Example: Firm-initiated non-product post
24. ENTER 2017 Research Track Slide Number 24
• The implication derived from the third hypothesis (i.e. message complexity leads to
less engagement):
The confirmation emphasizes that online posts, which are planned to generate
consumer responses, need to be designed in a way that they can be processed quickly
and easily (Trefzger et al., 2015).
This result also reminds tourism marketers that, although multimodal forms of text
allow them to overcome the constraint of word limitations on social media, they still
need to select appropriate elements based on the specific marketing communication
goal and keep the message simple.
25. ENTER 2017 Research Track Slide Number 25
Theoretical
Contributions
Humour:
•expand the use of humour in the tourism literature by adding a new application area.
•broaden the current humour literature in tourism mainly focused on Western humour by
introducing humour-related concepts in a Chinese social media context.
Affordances:
•offer insight into social media affordances and their linguistic relevance.
Social media marketing in tourism:
•confirm that effective engagement depends on not only message content but also
message structure.
•affirm that marketing on social media is indeed very different from traditional marketing
and requires a rethinking of approaches and of the overall marketing mindset.
26. ENTER 2017 Research Track Slide Number 26
Limitations & Future
Research
Limitations:
•This research focuses on one social media platform (i.e. Sina Weibo)

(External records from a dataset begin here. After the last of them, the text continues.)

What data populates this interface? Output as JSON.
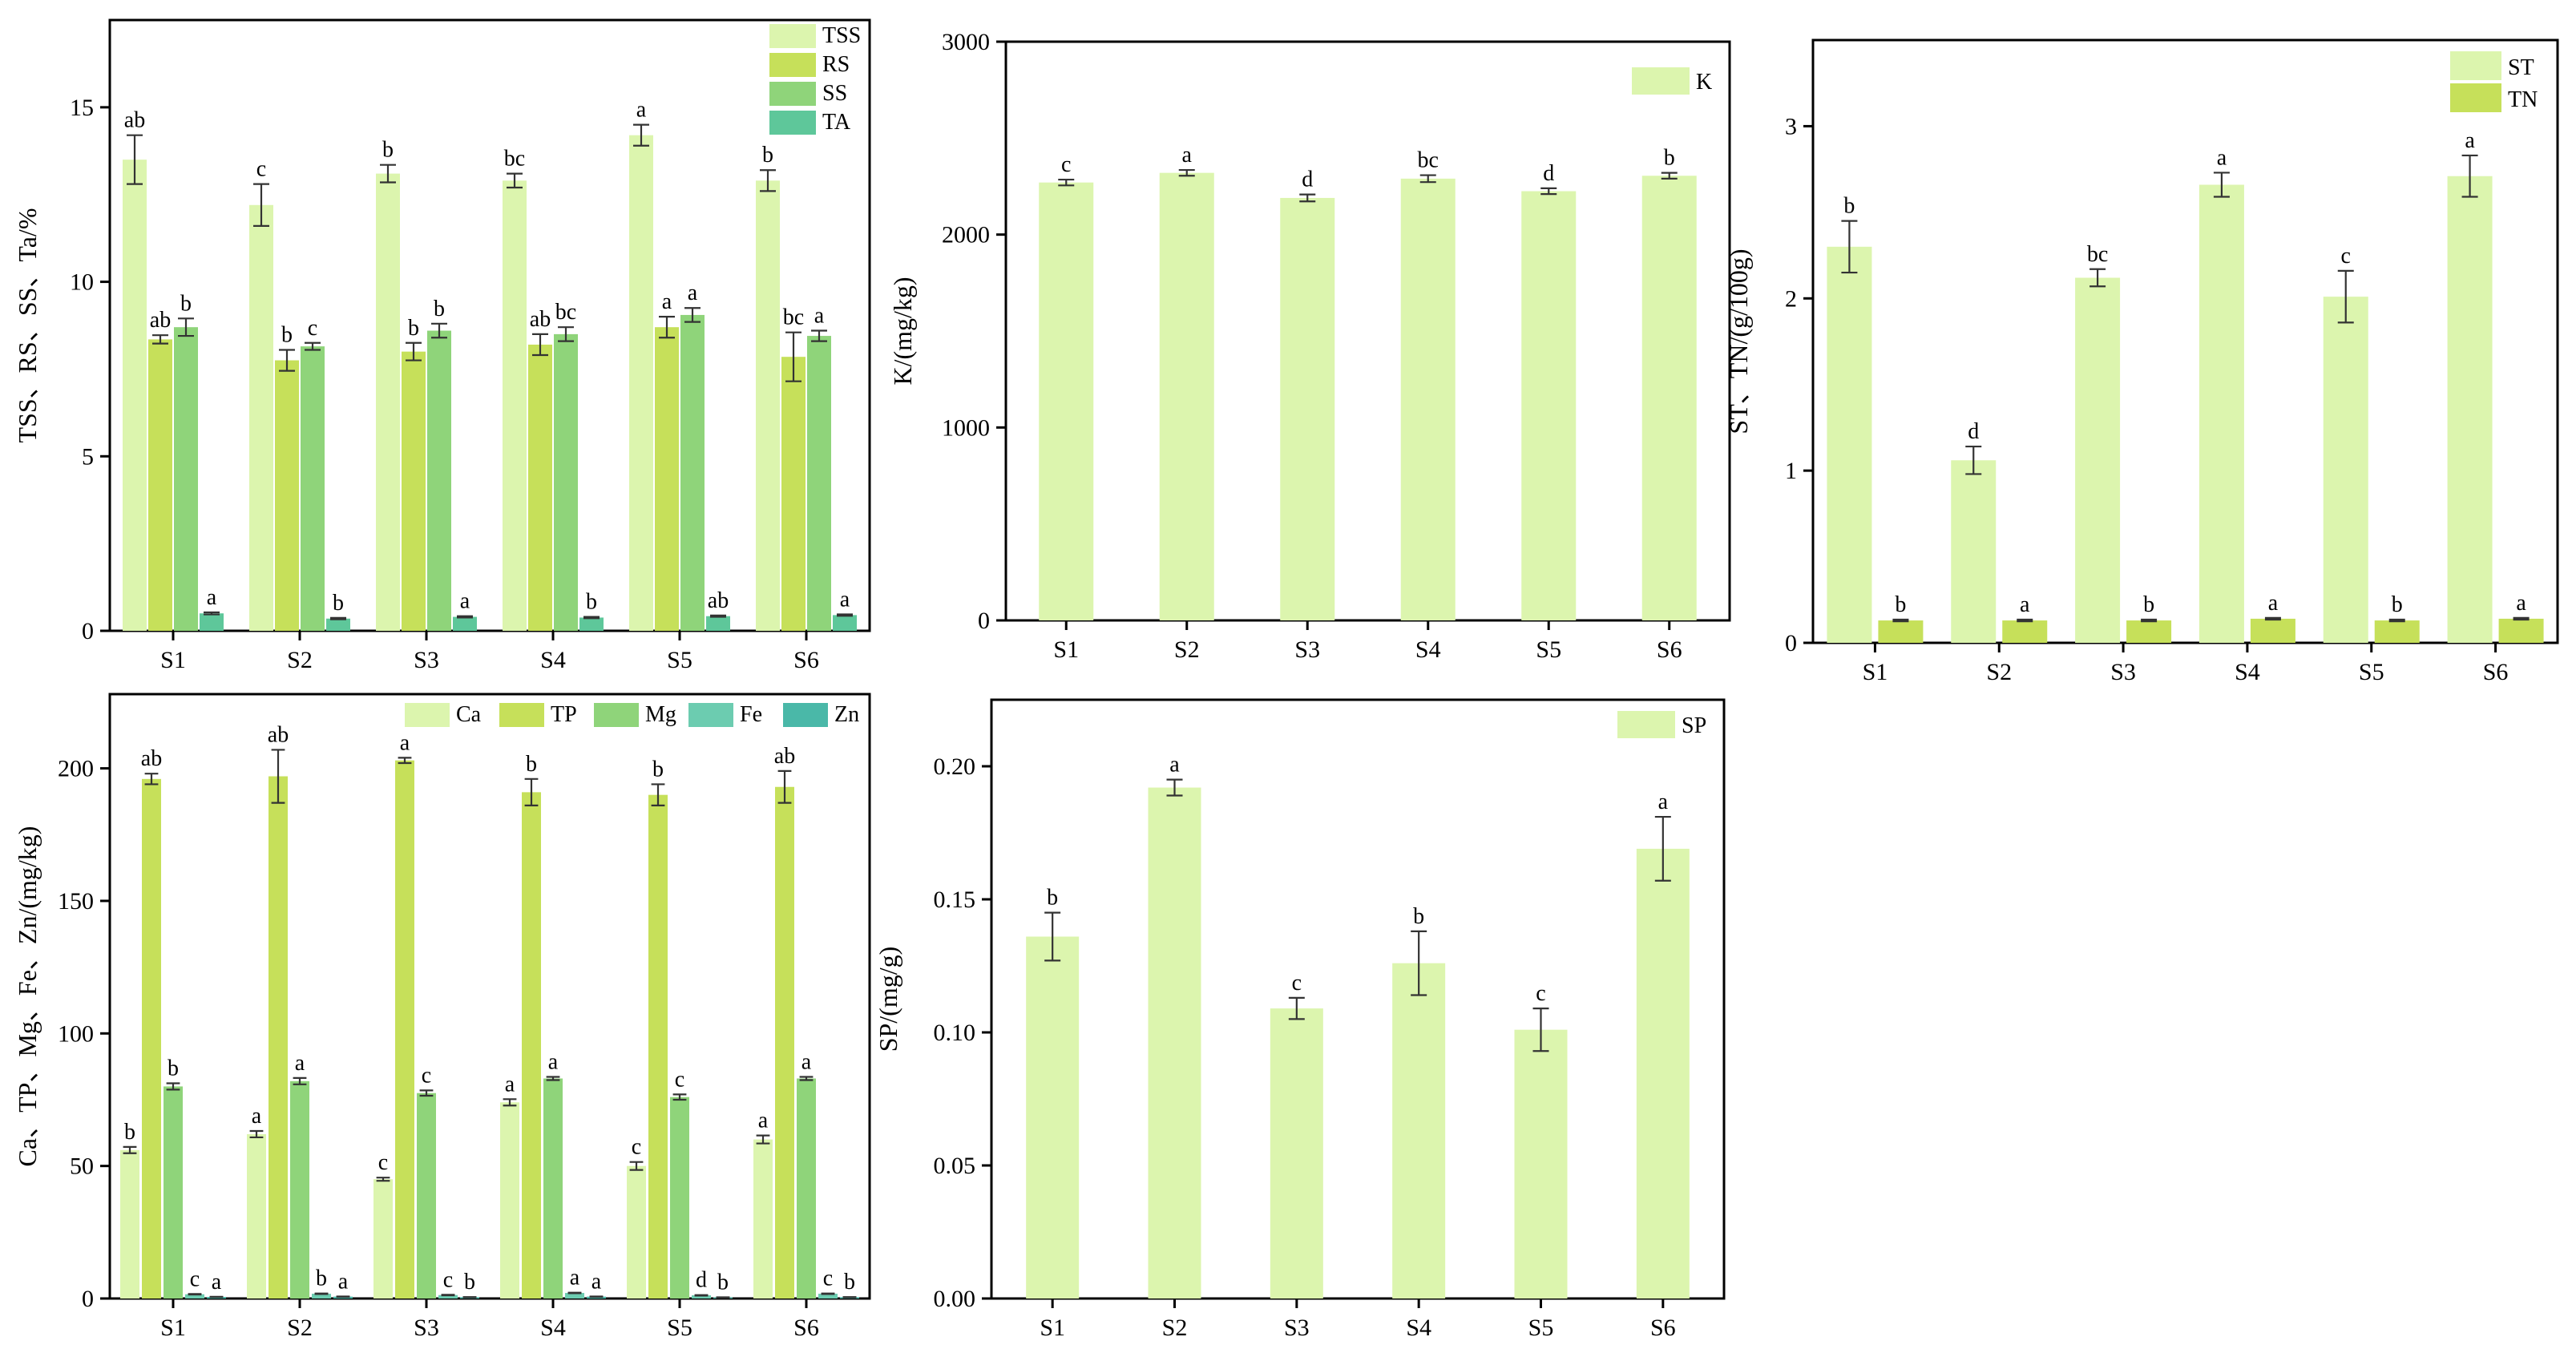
{
  "chart_data": [
    {
      "id": "panel-a",
      "type": "bar",
      "categories": [
        "S1",
        "S2",
        "S3",
        "S4",
        "S5",
        "S6"
      ],
      "ylabel": "TSS、RS、SS、Ta/%",
      "ylim": [
        0,
        17.5
      ],
      "yticks": [
        0,
        5,
        10,
        15
      ],
      "legend_placement": "top-right",
      "series": [
        {
          "name": "TSS",
          "color": "#dcf5ae",
          "values": [
            13.5,
            12.2,
            13.1,
            12.9,
            14.2,
            12.9
          ],
          "errors": [
            0.7,
            0.6,
            0.25,
            0.2,
            0.3,
            0.3
          ],
          "labels": [
            "ab",
            "c",
            "b",
            "bc",
            "a",
            "b"
          ]
        },
        {
          "name": "RS",
          "color": "#c6e05a",
          "values": [
            8.35,
            7.75,
            8.0,
            8.2,
            8.7,
            7.85
          ],
          "errors": [
            0.12,
            0.3,
            0.25,
            0.3,
            0.3,
            0.7
          ],
          "labels": [
            "ab",
            "b",
            "b",
            "ab",
            "a",
            "bc"
          ]
        },
        {
          "name": "SS",
          "color": "#8fd47a",
          "values": [
            8.7,
            8.15,
            8.6,
            8.5,
            9.05,
            8.45
          ],
          "errors": [
            0.25,
            0.1,
            0.2,
            0.2,
            0.2,
            0.15
          ],
          "labels": [
            "b",
            "c",
            "b",
            "bc",
            "a",
            "a"
          ]
        },
        {
          "name": "TA",
          "color": "#5ec79a",
          "values": [
            0.5,
            0.35,
            0.4,
            0.38,
            0.42,
            0.45
          ],
          "errors": [
            0.03,
            0.02,
            0.02,
            0.02,
            0.02,
            0.02
          ],
          "labels": [
            "a",
            "b",
            "a",
            "b",
            "ab",
            "a"
          ]
        }
      ]
    },
    {
      "id": "panel-b",
      "type": "bar",
      "categories": [
        "S1",
        "S2",
        "S3",
        "S4",
        "S5",
        "S6"
      ],
      "ylabel": "K/(mg/kg)",
      "ylim": [
        0,
        3000
      ],
      "yticks": [
        0,
        1000,
        2000,
        3000
      ],
      "legend_placement": "top-right",
      "series": [
        {
          "name": "K",
          "color": "#dcf5ae",
          "values": [
            2270,
            2320,
            2190,
            2290,
            2225,
            2305
          ],
          "errors": [
            15,
            15,
            18,
            18,
            15,
            15
          ],
          "labels": [
            "c",
            "a",
            "d",
            "bc",
            "d",
            "b"
          ]
        }
      ]
    },
    {
      "id": "panel-c",
      "type": "bar",
      "categories": [
        "S1",
        "S2",
        "S3",
        "S4",
        "S5",
        "S6"
      ],
      "ylabel": "ST、TN/(g/100g)",
      "ylim": [
        0,
        3.5
      ],
      "yticks": [
        0,
        1,
        2,
        3
      ],
      "legend_placement": "top-right",
      "series": [
        {
          "name": "ST",
          "color": "#dcf5ae",
          "values": [
            2.3,
            1.06,
            2.12,
            2.66,
            2.01,
            2.71
          ],
          "errors": [
            0.15,
            0.08,
            0.05,
            0.07,
            0.15,
            0.12
          ],
          "labels": [
            "b",
            "d",
            "bc",
            "a",
            "c",
            "a"
          ]
        },
        {
          "name": "TN",
          "color": "#c6e05a",
          "values": [
            0.13,
            0.13,
            0.13,
            0.14,
            0.13,
            0.14
          ],
          "errors": [
            0.005,
            0.005,
            0.005,
            0.005,
            0.005,
            0.005
          ],
          "labels": [
            "b",
            "a",
            "b",
            "a",
            "b",
            "a"
          ]
        }
      ]
    },
    {
      "id": "panel-d",
      "type": "bar",
      "categories": [
        "S1",
        "S2",
        "S3",
        "S4",
        "S5",
        "S6"
      ],
      "ylabel": "Ca、TP、Mg、Fe、Zn/(mg/kg)",
      "ylim": [
        0,
        228
      ],
      "yticks": [
        0,
        50,
        100,
        150,
        200
      ],
      "legend_placement": "top",
      "series": [
        {
          "name": "Ca",
          "color": "#dcf5ae",
          "values": [
            56,
            62,
            45,
            74,
            50,
            60
          ],
          "errors": [
            1.2,
            1.2,
            0.6,
            1.2,
            1.5,
            1.5
          ],
          "labels": [
            "b",
            "a",
            "c",
            "a",
            "c",
            "a"
          ]
        },
        {
          "name": "TP",
          "color": "#c6e05a",
          "values": [
            196,
            197,
            203,
            191,
            190,
            193
          ],
          "errors": [
            2,
            10,
            1,
            5,
            4,
            6
          ],
          "labels": [
            "ab",
            "ab",
            "a",
            "b",
            "b",
            "ab"
          ]
        },
        {
          "name": "Mg",
          "color": "#8fd47a",
          "values": [
            80,
            82,
            77.5,
            83,
            76,
            83
          ],
          "errors": [
            1.2,
            1.2,
            1.0,
            0.6,
            1.0,
            0.6
          ],
          "labels": [
            "b",
            "a",
            "c",
            "a",
            "c",
            "a"
          ]
        },
        {
          "name": "Fe",
          "color": "#6cccb0",
          "values": [
            1.6,
            1.8,
            1.3,
            2.1,
            1.2,
            1.8
          ],
          "errors": [
            0.1,
            0.1,
            0.1,
            0.1,
            0.1,
            0.1
          ],
          "labels": [
            "c",
            "b",
            "c",
            "a",
            "d",
            "c"
          ]
        },
        {
          "name": "Zn",
          "color": "#4ab8a8",
          "values": [
            0.6,
            0.7,
            0.5,
            0.7,
            0.4,
            0.5
          ],
          "errors": [
            0.05,
            0.05,
            0.05,
            0.05,
            0.05,
            0.05
          ],
          "labels": [
            "a",
            "a",
            "b",
            "a",
            "b",
            "b"
          ]
        }
      ]
    },
    {
      "id": "panel-e",
      "type": "bar",
      "categories": [
        "S1",
        "S2",
        "S3",
        "S4",
        "S5",
        "S6"
      ],
      "ylabel": "SP/(mg/g)",
      "ylim": [
        0,
        0.225
      ],
      "yticks": [
        "0.00",
        "0.05",
        "0.10",
        "0.15",
        "0.20"
      ],
      "legend_placement": "top-right",
      "series": [
        {
          "name": "SP",
          "color": "#dcf5ae",
          "values": [
            0.136,
            0.192,
            0.109,
            0.126,
            0.101,
            0.169
          ],
          "errors": [
            0.009,
            0.003,
            0.004,
            0.012,
            0.008,
            0.012
          ],
          "labels": [
            "b",
            "a",
            "c",
            "b",
            "c",
            "a"
          ]
        }
      ]
    }
  ]
}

•The single case study method allowed for a look at the focal factors in isolation
but limits the generalizability of the results.
•Although this study identified that humour posts lead to more engagement, it is
not clear if humour posts always surpass non-humour ones.
Future research:
•investigate other platforms such as WeChat.
•examine whether the discovered effects hold true across DMOs with different
follower contingents and destination brands.
•identify humour effects in positive and negative posts through comparative
research
•identify additional factors that possibly drive weighted engagement.